Is there any pattern in the New Testament for the time and frequency of the Lord's Supper? While there is not a direct command for the day or frequency of the act, Acts 20:7 indicates the custom of breaking bread on the first day of the week.
Is the Lord's Supper an individual, or assembly privilege? It seems clear from 1 Corinthians 11, as well as Acts 20:7, that from the beginning the Lord's Supper was considered the collective act of an assembly. While there is individual exercise and examination expected, it is in view of a collective participation "when ye come together." The meaning of the supper would be marred if it were allowed to be carried out at whim, individually.

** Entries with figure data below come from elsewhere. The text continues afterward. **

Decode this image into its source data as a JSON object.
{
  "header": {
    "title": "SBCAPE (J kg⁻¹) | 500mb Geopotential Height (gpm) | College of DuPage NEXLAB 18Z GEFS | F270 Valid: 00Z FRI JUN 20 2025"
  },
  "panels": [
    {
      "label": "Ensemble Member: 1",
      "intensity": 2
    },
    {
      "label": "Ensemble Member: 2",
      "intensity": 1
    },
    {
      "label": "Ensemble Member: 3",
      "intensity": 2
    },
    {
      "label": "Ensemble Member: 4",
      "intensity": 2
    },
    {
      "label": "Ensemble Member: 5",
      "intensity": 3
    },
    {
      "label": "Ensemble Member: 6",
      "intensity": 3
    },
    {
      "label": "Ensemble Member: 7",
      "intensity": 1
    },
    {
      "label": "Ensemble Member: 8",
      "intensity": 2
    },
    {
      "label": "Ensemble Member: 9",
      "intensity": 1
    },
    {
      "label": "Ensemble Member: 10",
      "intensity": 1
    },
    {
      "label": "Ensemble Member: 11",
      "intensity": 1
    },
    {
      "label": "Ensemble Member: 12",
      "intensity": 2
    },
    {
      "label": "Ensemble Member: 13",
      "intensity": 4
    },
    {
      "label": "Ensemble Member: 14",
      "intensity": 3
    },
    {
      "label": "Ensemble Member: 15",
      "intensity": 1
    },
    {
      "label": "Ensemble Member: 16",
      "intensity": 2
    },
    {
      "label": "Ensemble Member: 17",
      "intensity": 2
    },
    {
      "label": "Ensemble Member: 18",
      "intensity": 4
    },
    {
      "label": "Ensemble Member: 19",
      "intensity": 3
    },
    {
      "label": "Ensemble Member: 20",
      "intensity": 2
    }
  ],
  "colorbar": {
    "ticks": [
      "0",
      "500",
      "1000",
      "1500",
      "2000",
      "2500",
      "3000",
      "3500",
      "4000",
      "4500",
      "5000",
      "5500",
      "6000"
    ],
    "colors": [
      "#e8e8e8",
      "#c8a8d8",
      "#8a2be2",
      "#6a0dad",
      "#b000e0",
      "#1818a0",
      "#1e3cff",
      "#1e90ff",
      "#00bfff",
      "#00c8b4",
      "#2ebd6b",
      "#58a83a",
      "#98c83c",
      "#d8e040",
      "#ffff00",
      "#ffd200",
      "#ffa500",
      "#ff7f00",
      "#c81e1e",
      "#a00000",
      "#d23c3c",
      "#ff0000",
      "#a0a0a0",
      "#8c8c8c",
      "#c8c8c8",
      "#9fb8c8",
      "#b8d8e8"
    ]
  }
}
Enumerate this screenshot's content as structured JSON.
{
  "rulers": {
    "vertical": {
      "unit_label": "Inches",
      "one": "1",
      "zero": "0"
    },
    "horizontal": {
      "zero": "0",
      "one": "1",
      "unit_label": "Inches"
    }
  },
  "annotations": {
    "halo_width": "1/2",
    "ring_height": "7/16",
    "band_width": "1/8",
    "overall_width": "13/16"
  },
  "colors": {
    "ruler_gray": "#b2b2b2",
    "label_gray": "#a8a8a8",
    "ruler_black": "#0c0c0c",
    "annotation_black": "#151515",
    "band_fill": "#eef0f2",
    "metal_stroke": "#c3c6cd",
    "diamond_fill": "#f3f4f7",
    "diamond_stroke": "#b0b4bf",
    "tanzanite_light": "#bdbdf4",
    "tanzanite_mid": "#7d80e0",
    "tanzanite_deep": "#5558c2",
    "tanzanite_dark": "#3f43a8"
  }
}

Perhaps the most relevant question we should be pondering is: what value does God put on symbols? It may be almost shocking to realize that in the midst of all the failures among the assembly at Corinth, the one sin that provoked direct intervention and judgment from heaven was the careless misuse of the emblems of the Lord's Supper! Are they not merely bread and wine? Yet at the Lord's Supper they are used to "show (or proclaim) the Lord's death till" He Himself returns (v 26)! May we consciously examine ourselves before Him, and reverently remember and worship our Sovereign and Savior.